I was somewhat skeptical until the first death scene, a great gag in which a man’s gashed and bloody neck is caught between a pair of cellar storm doors and they are held shut by the weight of his hanging body as his legs twitch about. Oh, and then his severed head was in bed next to his wife in bed. Precious. Unfortunately, after this nothing provocative happens for a very long time.

The pacing finds long lulls of couples chatting about their issues and exhaustively searching the island for a missing victim. These scenes are long, boring, and insubstantial. Not that this is so unusual for the genre. I was just amped up for more after that great death scene… and then less amped… and then less amped… and then just bored.

Eventually, and far too long after the aforementioned death scene, we have the fishing death scene. Creative use of lures and some wincing hooks to the face brought a grin to face again. But it doesn’t really make up for all the downtime between the action. There just aren’t many kills or effects scenes in this movie.

All the while we have no idea who the killer is. There was the weird groundskeeper from the beginning of the movie. But how does that explain the cold open of the movie when some laughably mangy rubber claws attacked someone?

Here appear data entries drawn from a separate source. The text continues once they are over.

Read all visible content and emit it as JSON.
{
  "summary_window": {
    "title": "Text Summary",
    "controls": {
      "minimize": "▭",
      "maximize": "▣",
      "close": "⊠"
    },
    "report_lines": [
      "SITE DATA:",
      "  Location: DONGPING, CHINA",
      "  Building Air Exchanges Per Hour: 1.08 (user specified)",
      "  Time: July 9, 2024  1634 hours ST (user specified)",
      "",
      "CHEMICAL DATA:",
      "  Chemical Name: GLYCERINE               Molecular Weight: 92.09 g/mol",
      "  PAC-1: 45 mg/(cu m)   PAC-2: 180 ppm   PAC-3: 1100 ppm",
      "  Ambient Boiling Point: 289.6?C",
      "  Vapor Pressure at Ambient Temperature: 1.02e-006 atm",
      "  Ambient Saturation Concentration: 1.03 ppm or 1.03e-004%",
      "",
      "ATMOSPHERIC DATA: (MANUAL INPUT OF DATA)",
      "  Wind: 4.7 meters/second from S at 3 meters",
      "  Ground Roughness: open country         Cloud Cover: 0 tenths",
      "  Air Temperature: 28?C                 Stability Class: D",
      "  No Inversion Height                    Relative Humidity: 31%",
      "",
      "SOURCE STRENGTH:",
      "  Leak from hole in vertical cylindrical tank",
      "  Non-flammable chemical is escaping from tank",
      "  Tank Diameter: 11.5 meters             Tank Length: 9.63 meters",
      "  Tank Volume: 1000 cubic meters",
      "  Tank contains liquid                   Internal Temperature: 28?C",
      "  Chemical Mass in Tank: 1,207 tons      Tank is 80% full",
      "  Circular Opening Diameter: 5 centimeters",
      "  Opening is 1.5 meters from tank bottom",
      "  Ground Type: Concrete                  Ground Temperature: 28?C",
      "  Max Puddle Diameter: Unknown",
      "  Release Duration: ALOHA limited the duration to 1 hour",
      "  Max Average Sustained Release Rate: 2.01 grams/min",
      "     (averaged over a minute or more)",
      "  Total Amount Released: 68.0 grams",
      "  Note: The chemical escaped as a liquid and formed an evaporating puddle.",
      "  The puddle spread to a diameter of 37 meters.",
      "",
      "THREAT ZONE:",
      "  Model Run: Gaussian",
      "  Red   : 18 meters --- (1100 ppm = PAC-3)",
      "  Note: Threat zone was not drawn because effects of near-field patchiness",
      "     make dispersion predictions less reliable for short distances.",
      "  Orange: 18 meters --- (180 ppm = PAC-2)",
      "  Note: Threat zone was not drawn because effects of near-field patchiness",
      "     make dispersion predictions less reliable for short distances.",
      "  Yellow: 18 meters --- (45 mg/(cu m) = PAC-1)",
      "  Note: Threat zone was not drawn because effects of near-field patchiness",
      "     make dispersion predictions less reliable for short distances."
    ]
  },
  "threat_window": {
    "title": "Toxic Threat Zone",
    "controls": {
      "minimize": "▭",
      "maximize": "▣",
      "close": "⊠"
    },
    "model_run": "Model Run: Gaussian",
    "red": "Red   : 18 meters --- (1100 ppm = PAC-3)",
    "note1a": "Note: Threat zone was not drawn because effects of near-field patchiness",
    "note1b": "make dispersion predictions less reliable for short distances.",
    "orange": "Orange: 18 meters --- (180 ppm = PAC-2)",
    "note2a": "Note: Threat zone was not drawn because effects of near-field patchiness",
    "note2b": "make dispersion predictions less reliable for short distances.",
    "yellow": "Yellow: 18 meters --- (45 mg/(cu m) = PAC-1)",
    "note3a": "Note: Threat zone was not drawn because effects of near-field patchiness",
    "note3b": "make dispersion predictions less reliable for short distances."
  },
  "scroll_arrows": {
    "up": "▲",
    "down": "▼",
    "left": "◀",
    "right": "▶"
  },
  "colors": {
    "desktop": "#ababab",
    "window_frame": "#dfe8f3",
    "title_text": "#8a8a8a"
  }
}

Director J. S. Cardone (Wicked Little Things, Shadowzone) is a capable filmmaker and it shows here. Perhaps the greatest flaw of this movie was the budget. And rather than cheapen five or six death scenes with uniformly weak effects, we have three scenes with decent effects instead. Probably the right call, actually. All in all, this movie had a few pretty good gore gags. But was it worth all the slow pacing in between? That’ll depend on the viewer. With this said, the finale visual is gruesome, gory and goopy. This would be the monstrous screen grab shared online that would lure you into watching this movie, as it did for me. I’ll say this was not very worth it for me, but it also was by no means regrettable.